The wreath being bought, it was not difficult to guess who was to be its recipient. Close beside me stood a young Irish lady, who, with her family, was on her way from Japan to New York viâ Aspinwall. The mother having the care of a young infant, had asked me to chaperon “Beauty” and her sister on this little expedition. At this moment I forget the lady’s Christian name. She was called Beauty O’H—— all over the ship; and she deserved the appellation, being a simple innocent girl, charming in every way.
Three cheers from the lads, interlarded with the complimentary expressions of “Good comrade—man of good heart—of honour,” &c., notified the extreme satisfaction of the students at this assignment of the purchase; whilst the sapphire blue eyes of the girl beamed with gratitude as she warmly tendered her thanks. The doctor really at that moment did receive the reward of virtue—that is, if virtue ever does get any reward outside of tracts and little books.
A fellow-passenger, who rejoiced in the name of Cookes, here remarked that he liked sentiment and all that sort of thing in its place. He had come to Acapulco to see the peak of distant Popocatepetl, “that splendid mountain, madam,” he continued, particularly addressing himself to me, “which has his head covered with clouds all the year round, and which——”
Here interposed Señor Hernandez, a gentle well-bred Spaniard, who might pass for being perfectly sane, did he not acknowledge to the ambition of becoming at no distant date president of one of the Central American republics. The Señor’s knowledge of English was limited, but he had caught enough to understand that Popocatepetl was being misrepresented. “Pardon me, his head is not always in the clouds,” said he, taking up Mr Cookes; “and if we want to see him in all his glory we must walk a short way into the country. In such splendid weather, I think we should be able to count upon a very clear view.”
“Do you know the way?” inquired Mr Cookes, who spoke the Castilian language remarkably well.
“I was here many years ago, but I think I can remember the route; there is no time to lose. Remember our captain’s words as we left: ‘If you do not return by five o’clock I shall not wait, but sail away.’”
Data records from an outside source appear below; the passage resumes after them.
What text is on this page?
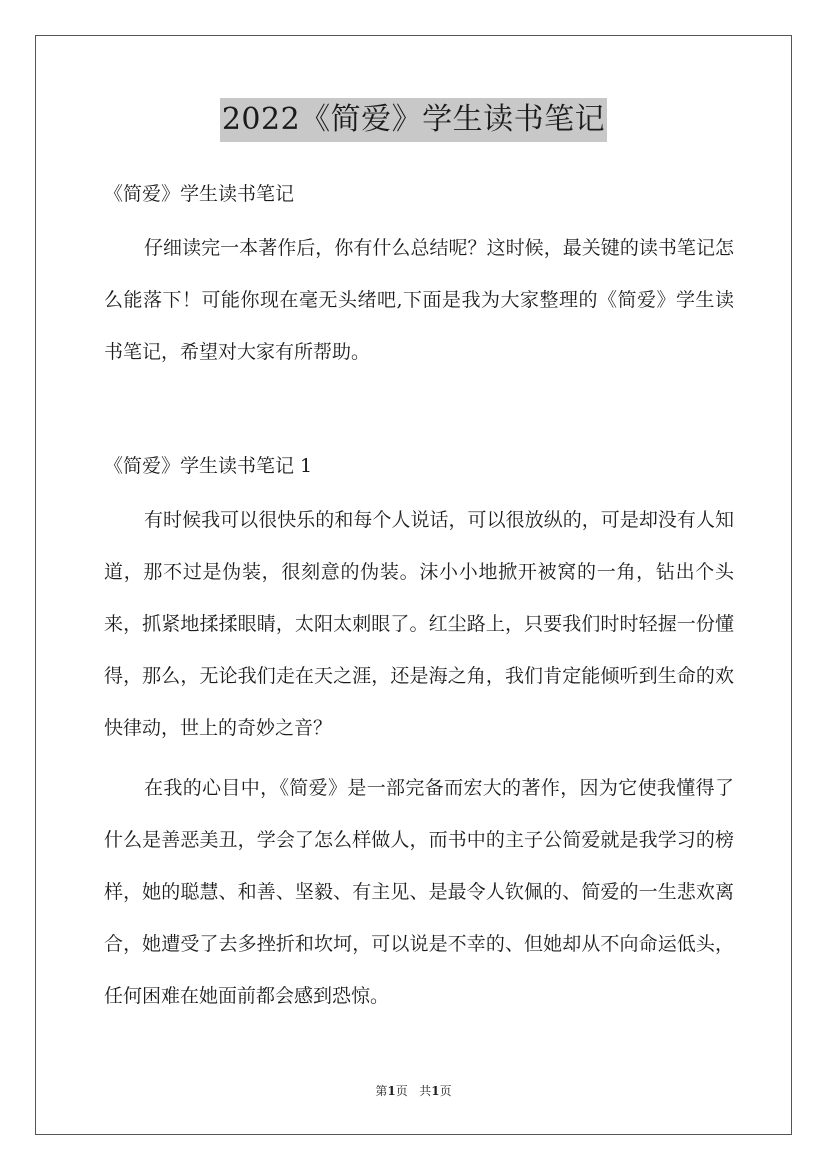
2022《简爱》学生读书笔记

《简爱》学生读书笔记

仔细读完一本著作后，你有什么总结呢？这时候，最关键的读书笔记怎么能落下！可能你现在毫无头绪吧,下面是我为大家整理的《简爱》学生读书笔记，希望对大家有所帮助。

《简爱》学生读书笔记 1

有时候我可以很快乐的和每个人说话，可以很放纵的，可是却没有人知道，那不过是伪装，很刻意的伪装。沫小小地掀开被窝的一角，钻出个头来，抓紧地揉揉眼睛，太阳太刺眼了。红尘路上，只要我们时时轻握一份懂得，那么，无论我们走在天之涯，还是海之角，我们肯定能倾听到生命的欢快律动，世上的奇妙之音？

在我的心目中，《简爱》是一部完备而宏大的著作，因为它使我懂得了什么是善恶美丑，学会了怎么样做人，而书中的主子公简爱就是我学习的榜样，她的聪慧、和善、坚毅、有主见、是最令人钦佩的、简爱的一生悲欢离合，她遭受了去多挫折和坎坷，可以说是不幸的、但她却从不向命运低头，任何困难在她面前都会感到恐惊。

第1页 共1页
This admonition put us on our mettle, and taking the middle of the road, we set out on our expedition. The streets of Acapulco as they recede from the shore are hilly, and full of sand and large holes. An attempt has formerly been made to repair them here and there, but the result is not a success. Some of the houses are very solidly built, with stone pillars supporting the porticoes, and with broad stone seats, firmly built in the wall, within these. Apparently there was not a glass window in the place, all these apertures being filled with light lattice-work, painted a dull red colour. In some casements thin bars of iron, placed diagonally, admitted air and light.
The public school window was so furnished, and a thick shutter hung outside, which could be closed at pleasure, according to the strength of the sun and glare. The schoolroom seemed to be very roomy and clean, and its walls were evidently of great thickness. We looked through the iron lattice, and saw the scholars busy at work. The master came forward and bowed, and at a sign from him all the pupils who were seated rose to their feet. This, from all appearance, did not seem to be the first time that the school had been noticed by strangers. A few little fellows poked their heads through the lower bars; and some big ones, who had got into the street, followed us for a short distance as we wended on our way. They soon turned back, and sped away to school again with the speed of deer. Somebody was awaiting them!